Regarding Joe C., being outside the realm of religion & science I think places him at an advantage point, not disadvantage, by providing him among other things with a tiny bit more objectivity by the distance he had from the subject, yet expanded by his world travel & studies of a myriad of civilizations, which allowed him to see patterns that many other didn’t. From virgin birth to miracle healings, from death and resurrection, to ascension to a higher place beyond earthly confines, Campbell illustrated over and over again when & who shared the same story with uncanny resemblance, between civilizations thounsands of years and often thousands of miles apart. Is his argument the only needed one to explain all there is on the subject? Impossible, particulalrly because religion’s currency is faith, not fact. If tomorrow’s religious scientists were able to show scientific evidence of any given ‘miracle’, regardless of the religion, I doubt one single believer would break ranks.

If you need a scientist of stature refuting religion I would offer some of the writings of Richard Feynman , Ph.D. in Physics; or Carl Sagan , a secular humanist with a Ph.D in astronomy & astrophysics.
Now, for every person I can present with solid credentials arguing against religion anyone will be able to present a counterpart arguing for it, although I have seldom found one as convincing as Deepak Chopra

The percentage of believers & non-believers doesn’t come into play as far as providing logical/illogical?! evidence either way. As I stated before, since it’s a matter of personal belief, and not of fact, this is an argument that hasn’t been won and my guess is will never be resolved.

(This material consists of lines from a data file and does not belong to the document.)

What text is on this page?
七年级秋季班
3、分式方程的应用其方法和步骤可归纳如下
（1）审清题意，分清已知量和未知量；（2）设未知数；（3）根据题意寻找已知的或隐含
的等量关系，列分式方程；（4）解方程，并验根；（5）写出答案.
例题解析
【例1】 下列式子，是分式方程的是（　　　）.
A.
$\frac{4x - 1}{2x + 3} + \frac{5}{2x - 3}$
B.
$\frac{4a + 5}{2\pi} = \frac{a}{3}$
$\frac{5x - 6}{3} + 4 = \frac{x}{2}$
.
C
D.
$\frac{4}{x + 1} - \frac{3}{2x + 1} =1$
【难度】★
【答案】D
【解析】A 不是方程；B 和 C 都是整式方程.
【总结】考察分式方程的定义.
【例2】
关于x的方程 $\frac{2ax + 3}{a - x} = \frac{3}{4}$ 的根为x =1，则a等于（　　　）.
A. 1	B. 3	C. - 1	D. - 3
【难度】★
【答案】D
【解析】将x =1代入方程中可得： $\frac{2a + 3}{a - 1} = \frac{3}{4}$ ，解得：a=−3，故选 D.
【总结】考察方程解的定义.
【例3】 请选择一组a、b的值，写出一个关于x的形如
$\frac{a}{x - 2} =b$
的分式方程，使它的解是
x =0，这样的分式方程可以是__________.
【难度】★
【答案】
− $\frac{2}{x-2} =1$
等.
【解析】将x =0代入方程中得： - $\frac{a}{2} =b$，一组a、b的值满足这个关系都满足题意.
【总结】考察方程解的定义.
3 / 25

I close with a favorite quote:
“Science without religion is lame, religion without science is blind.” Albert Einstein

chatnoir's avatar

@BronxLens Love that quote by Albert Einstein. I agree with you on so many points. Fun discussion. Thanks for the thought provoking question.

Critter38's avatar

Could society function without religion?

I suggest you will never find a society with zero religion without suppression of religion (which as communism has shown only makes it go underground).

However, if you accept that a society that has the vast majority of its population not believing in a personal god as “without religion” then Denmark and Sweden meet your requirements as a test case.

Although the vast majority are still members of the Lutheran Church (it has been the default position for decades, you have to actively remove yourself), many still get baptized, and many (if they get married) still do it in church. Through poll after poll after poll and indepth interviews these societies are as openly and voluntarily irreligious as any society that has every existed. Most as stated, do not believe in god, but if the do still have anything to do with the church are so called secular cultural Christians, just as many jews are cultural jews. The beliefs in Jesus as the son of god, and heaven and hell, and salvation and original sin are gone for the vast majority, but the ceremonies remain and are seen as nice traditional aspects of their culture.

These societies come in the top 10 for all common indictors of societal wellbeing, be they peace, lack of corruption, low murder rates, high foreign aid, universal health care, happiness indicies, etc..etc.. etc…

Could a society function without religion? They can and they do.

Furthermore, the prevalence of people who are not just irreligious, but ambivalent about the god question and life after death, challenges the common perception that religion is some how a biological necessity for people.

I suggest those of you think otherwise might gain from reading “Society without God” by Phil Zuckernman.

LostInParadise's avatar

We need to believe in something. Without belief in something beyond ourselves we are reduced to individuals in competition with one another. You may take as given such things as inalienable rights or the importance of helping those in need or the importance of public service. These are all myths, but they are myths that make life livable.